I don’t understand the people who went to watch the finale of this fantastic, six season-spanning programme, expecting every tiny question to be conveniently filled in within the two hours. Imagine if they did. It would have been dreadful, stop-start, choppy television with no sense of direction, structure, or scope for actual enjoyment of the episode and a satisfying ending. Oh so THAT’s where the polar bear came from!
“The End” was, instead, a poignant reminder of why we fell in love with the show in the first place — the fantastic characters and their relationships. The mythology may have sucked me in deeper, but I wouldn’t have given a shit about the numbers if it hadn’t been Hurley who was affected by them. It’s only because I had grown an attachment to him and his back story that I wanted to find out more.
And so the fact that there remain some questions about, I don’t know, “Who built the statue?”, “Who were the shooters on the outrigger?”, “What are Walt’s such special abilities?”;— this doesn’t bother me. If it was important to the story we would know. Besides, I bet the answers would only be underwhelming. For a series that has had fans crying out for answers for so long, actually receiving them felt somewhat disappointing; I for one absolutely adored being in the dark about so much for so long. It was exciting. You could lie awake all night theorising crazy potential storylines and subplots knowing you were miles off but enjoying it all the same. We saw from the completely divided reaction to “Across the Sea”, the third-from-last episode centred on Jacob and his brother, that the feeling of getting answers was disappointing. Now I know some will point to the fact that it wasn’t down to receiving answers alone, but the fact that the answers were ‘wishy-washy’ or cop-outs. But the fact is, settling for the fact that Jacob was protecting a bright light, a little of which is in all of us humans, at the Heart of the Island, was one of “the answers” we fans so desperately seeked, and when we got it we were disappointed. That is because the mystery is gone; there is no longer anything to ponder over, to stay up all night thinking about.
So that’s me looked at what wasn’t in the episode, now let’s have a look at what was. We found out that this “alternative reality” which we had been flashing ‘across’ to all season, and seemed to be a “what if” scenario where Oceanic 815 had landed at LAX because in 1977 the Hydrogen bomb detonated and sunk the island to the bottom of the ocean. But there was a twist to it. Everyone was different. They led different versions of their previous lives — Jack married to Juliet and fathering a son, David. Sawyer a Police Officer instead of a conman. Ben an endearing History teacher rather than, well, anything but. And none of them knew each other, of course, because they hadn’t gone through the experience of the island together.
But as things went on in that ‘alternative reality’, characters who knew each other in their “other life” (as Desmond would have put it) started to remember their time on the island (even though they hadn’t lived it, right?) when they mirrored powerful emotional moments that had happened to them on the island, such as holding their loved one. There were some absolutely beautiful scenes between many of the classic island couples, Charlie & Claire and Juliet & Sawyer in particular. So, everything was not as it seemed.

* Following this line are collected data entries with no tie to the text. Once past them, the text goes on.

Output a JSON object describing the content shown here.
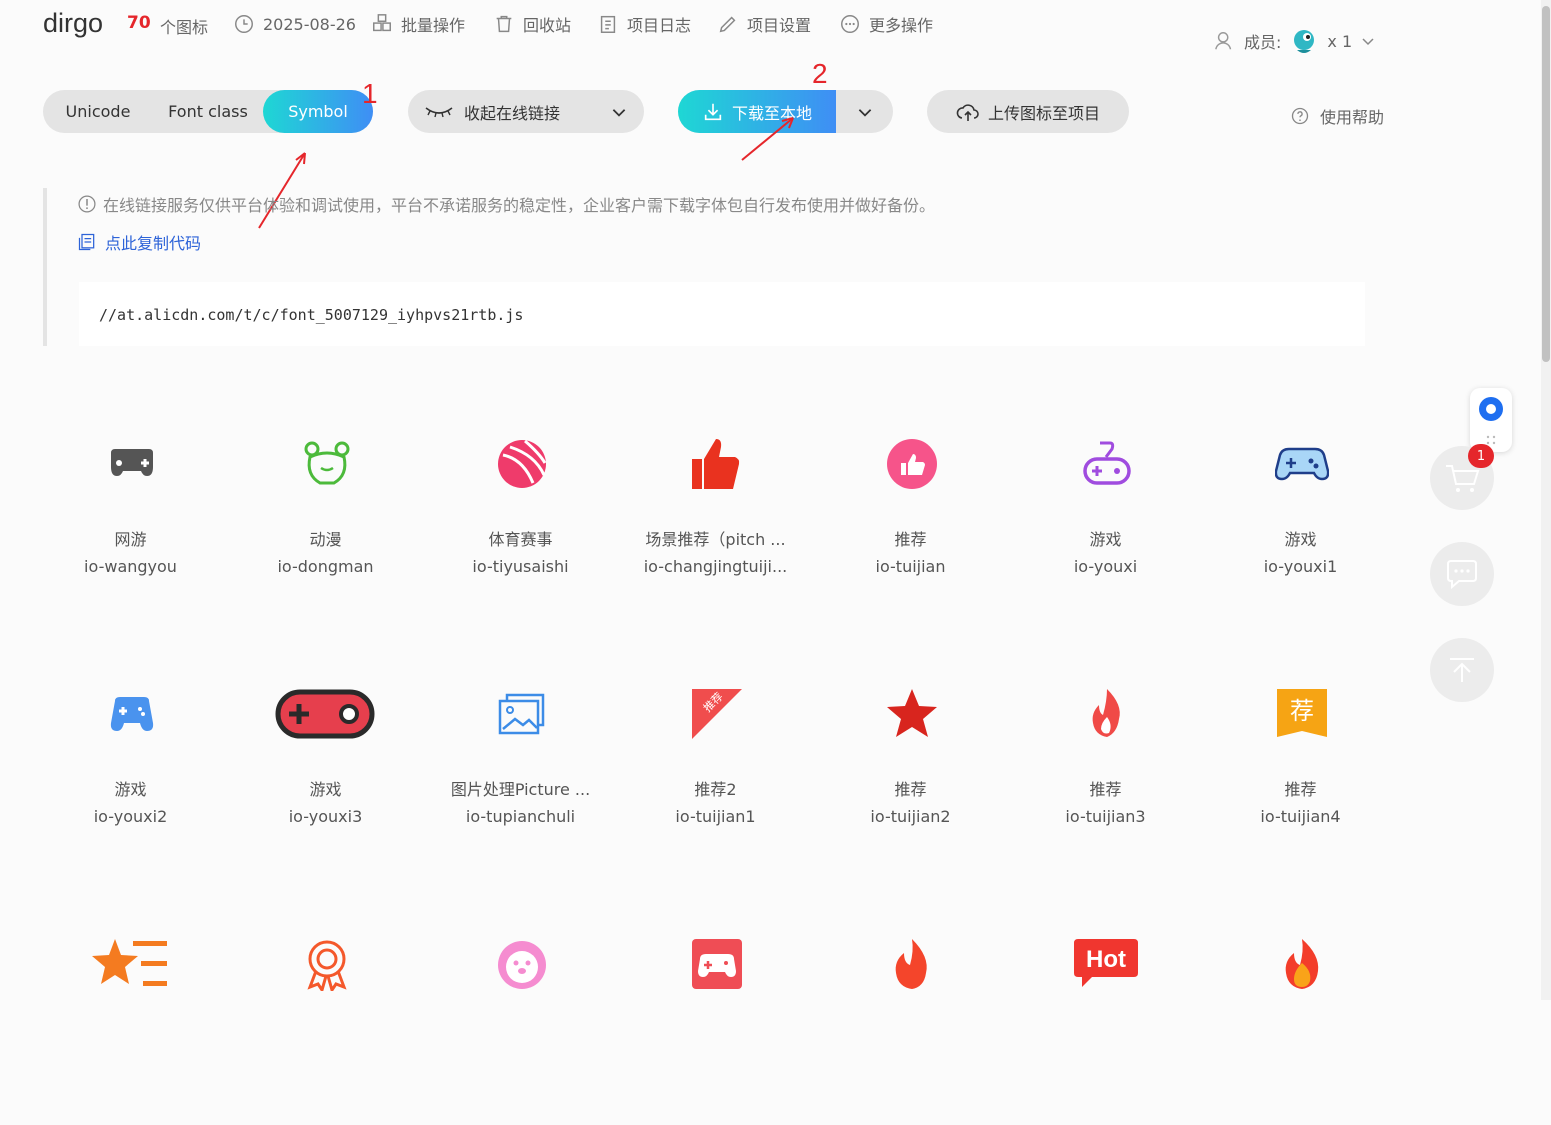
{
  "header": {
    "project_name": "dirgo",
    "icon_count": "70",
    "icon_count_label": "个图标",
    "date": "2025-08-26",
    "batch_ops": "批量操作",
    "recycle_bin": "回收站",
    "project_log": "项目日志",
    "project_settings": "项目设置",
    "more_ops": "更多操作",
    "members_label": "成员:",
    "members_count": "x 1"
  },
  "toolbar": {
    "tabs": [
      "Unicode",
      "Font class",
      "Symbol"
    ],
    "active_tab": "Symbol",
    "collapse_link": "收起在线链接",
    "download": "下载至本地",
    "upload": "上传图标至项目",
    "help": "使用帮助"
  },
  "annotations": {
    "one": "1",
    "two": "2"
  },
  "notice": {
    "text": "在线链接服务仅供平台体验和调试使用，平台不承诺服务的稳定性，企业客户需下载字体包自行发布使用并做好备份。",
    "copy": "点此复制代码",
    "code": "//at.alicdn.com/t/c/font_5007129_iyhpvs21rtb.js"
  },
  "icons": [
    {
      "name": "网游",
      "code": "io-wangyou",
      "icon": "gamepad-icon",
      "color": "#555555"
    },
    {
      "name": "动漫",
      "code": "io-dongman",
      "icon": "bear-outline-icon",
      "color": "#4cba3b"
    },
    {
      "name": "体育赛事",
      "code": "io-tiyusaishi",
      "icon": "basketball-icon",
      "color": "#ef3b6b"
    },
    {
      "name": "场景推荐（pitch ...",
      "code": "io-changjingtuiji...",
      "icon": "thumbs-up-icon",
      "color": "#e9321f"
    },
    {
      "name": "推荐",
      "code": "io-tuijian",
      "icon": "thumb-circle-icon",
      "color": "#f6548a"
    },
    {
      "name": "游戏",
      "code": "io-youxi",
      "icon": "joystick-icon",
      "color": "#a04cdf"
    },
    {
      "name": "游戏",
      "code": "io-youxi1",
      "icon": "gamepad-blue-icon",
      "color": "#3c8ce7"
    },
    {
      "name": "游戏",
      "code": "io-youxi2",
      "icon": "gamepad-small-icon",
      "color": "#4a93ee"
    },
    {
      "name": "游戏",
      "code": "io-youxi3",
      "icon": "gamepad-red-icon",
      "color": "#e63f4d"
    },
    {
      "name": "图片处理Picture ...",
      "code": "io-tupianchuli",
      "icon": "pictures-icon",
      "color": "#3c8ce7"
    },
    {
      "name": "推荐2",
      "code": "io-tuijian1",
      "icon": "corner-ribbon-icon",
      "color": "#f04d4d"
    },
    {
      "name": "推荐",
      "code": "io-tuijian2",
      "icon": "star-icon",
      "color": "#d8251e"
    },
    {
      "name": "推荐",
      "code": "io-tuijian3",
      "icon": "flame-icon",
      "color": "#f04a47"
    },
    {
      "name": "推荐",
      "code": "io-tuijian4",
      "icon": "recommend-tag-icon",
      "color": "#f6a414"
    },
    {
      "name": "",
      "code": "",
      "icon": "star-list-icon",
      "color": "#f47b20"
    },
    {
      "name": "",
      "code": "",
      "icon": "medal-icon",
      "color": "#f4582b"
    },
    {
      "name": "",
      "code": "",
      "icon": "bear-face-icon",
      "color": "#f58cd0"
    },
    {
      "name": "",
      "code": "",
      "icon": "game-card-icon",
      "color": "#ef4d55"
    },
    {
      "name": "",
      "code": "",
      "icon": "fire-icon",
      "color": "#f4452b"
    },
    {
      "name": "",
      "code": "",
      "icon": "hot-bubble-icon",
      "color": "#f0362f"
    },
    {
      "name": "",
      "code": "",
      "icon": "fire-gradient-icon",
      "color": "#f33d2a"
    }
  ],
  "hot_label": "Hot",
  "recommend_char": "荐",
  "ribbon_text": "推荐",
  "cart_badge": "1"
}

It turned out, as we learned at the very climax, that the alternative reality was in fact one in which the characters were dead, and were waiting to “move on” up to what was clearly a Heaven-type destination, led by the aptly named Christian Shephard, Jack’s father. It was an uncomplicated ending that left me feeling very content with how the series played out, and that ultimately tied up the many themes of religion, life and death which have been strewn throughout the series. But, by its very nature of being open to interpretation, the ending still left me somewhat confused and with a pile of semi-considered thoughts that are running through my head.

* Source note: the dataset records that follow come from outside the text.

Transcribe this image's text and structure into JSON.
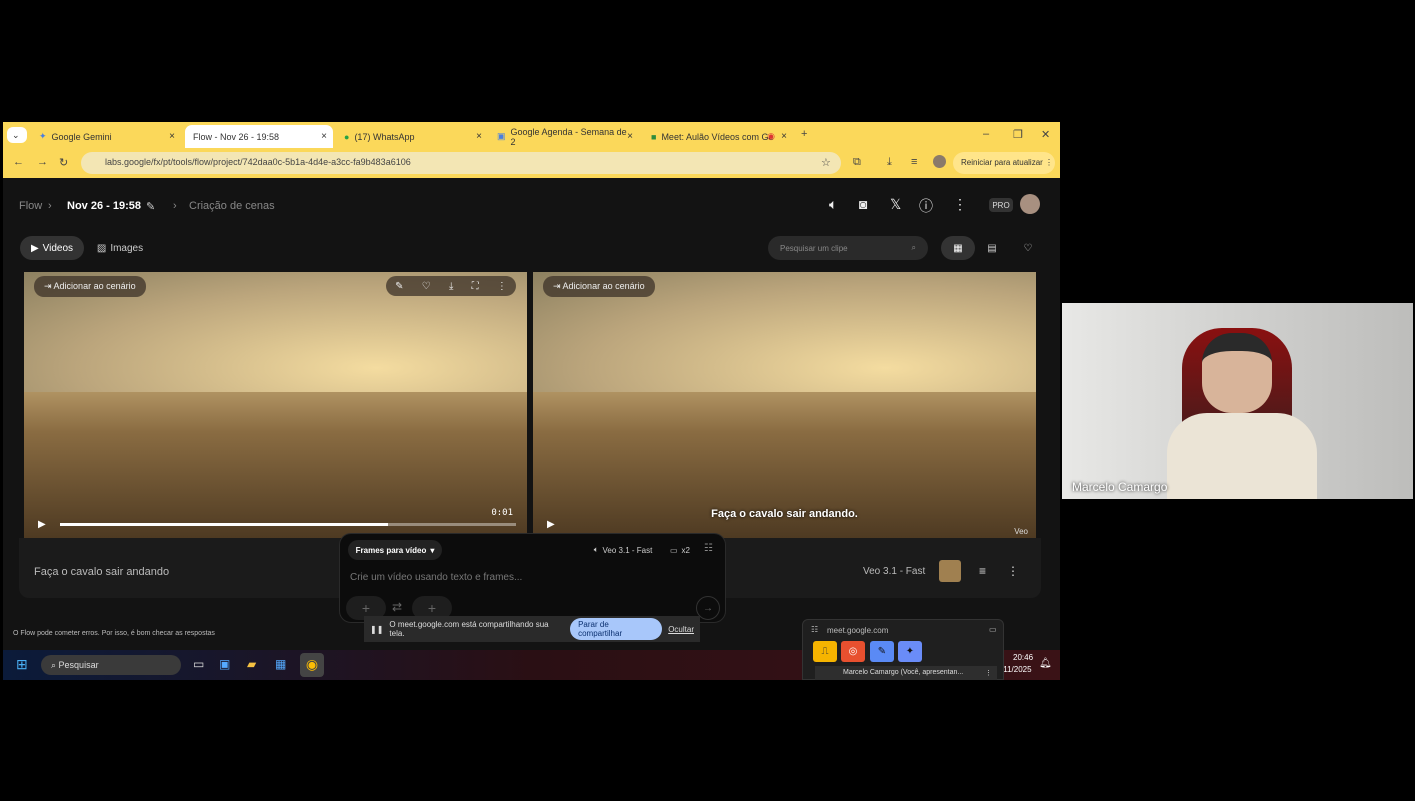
{
  "tabs": [
    {
      "label": "Google Gemini"
    },
    {
      "label": "Flow - Nov 26 - 19:58"
    },
    {
      "label": "(17) WhatsApp"
    },
    {
      "label": "Google Agenda - Semana de 2"
    },
    {
      "label": "Meet: Aulão Vídeos com Ge"
    }
  ],
  "address": {
    "url": "labs.google/fx/pt/tools/flow/project/742daa0c-5b1a-4d4e-a3cc-fa9b483a6106",
    "update_button": "Reiniciar para atualizar"
  },
  "header": {
    "breadcrumb": [
      "Flow",
      "Nov 26 - 19:58",
      "Criação de cenas"
    ],
    "pro_badge": "PRO"
  },
  "toolbar": {
    "tabs": [
      "Videos",
      "Images"
    ],
    "search_placeholder": "Pesquisar um clipe"
  },
  "videos": [
    {
      "add_label": "Adicionar ao cenário",
      "time": "0:01",
      "progress": 0.72
    },
    {
      "add_label": "Adicionar ao cenário",
      "subtitle": "Faça o cavalo sair andando.",
      "watermark": "Veo"
    }
  ],
  "clip": {
    "prompt": "Faça o cavalo sair andando",
    "model": "Veo 3.1 - Fast"
  },
  "composer": {
    "mode": "Frames para vídeo",
    "model": "Veo 3.1 - Fast",
    "count": "x2",
    "placeholder": "Crie um vídeo usando texto e frames..."
  },
  "disclaimer": "O Flow pode cometer erros. Por isso, é bom checar as respostas",
  "share_bar": {
    "message": "O meet.google.com está compartilhando sua tela.",
    "stop": "Parar de compartilhar",
    "hide": "Ocultar"
  },
  "meet_popup": {
    "domain": "meet.google.com",
    "participant": "Marcelo Camargo (Você, apresentan..."
  },
  "taskbar": {
    "search": "Pesquisar",
    "time": "20:46",
    "date": "/11/2025"
  },
  "webcam": {
    "name": "Marcelo Camargo"
  }
}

Was everyone in the church waiting for Jack? Were they only there because they were people special to Jack, important in his life? At the very end, I thought the way we cut between the island and the off-island scenes they were sort of happening at the same time, i.e. when Jack was spat out of the Heart he was sort of in that between-stage before ‘moving on’ in the off-island timeline — not alive, but not fully ‘dead’ yet. But they can’t be at the same time, can they? Because at the “same time” (as I’d thought) that off-island Jack was dead, hugging dead Kate and dead Sawyer, Kate and Sawyer were alive on the Ajira plane, flying off the island. I’m not particularly bothered about learning as to how they died, but how come they were all essentially ‘dead’ a the same time in the off-island timeline? Do you enter that timeline at some stage or are you always there, and only ‘move on’ once you die in the ‘real’ word?
To be honest, it is exactly within the spirit of the show to leave me with questions that cannot be given an exact answer, and still leave me pondering. I don’t think any number of rewatches will settle my thoughts and theories on so many things in LOST. And that’s exactly why I love it.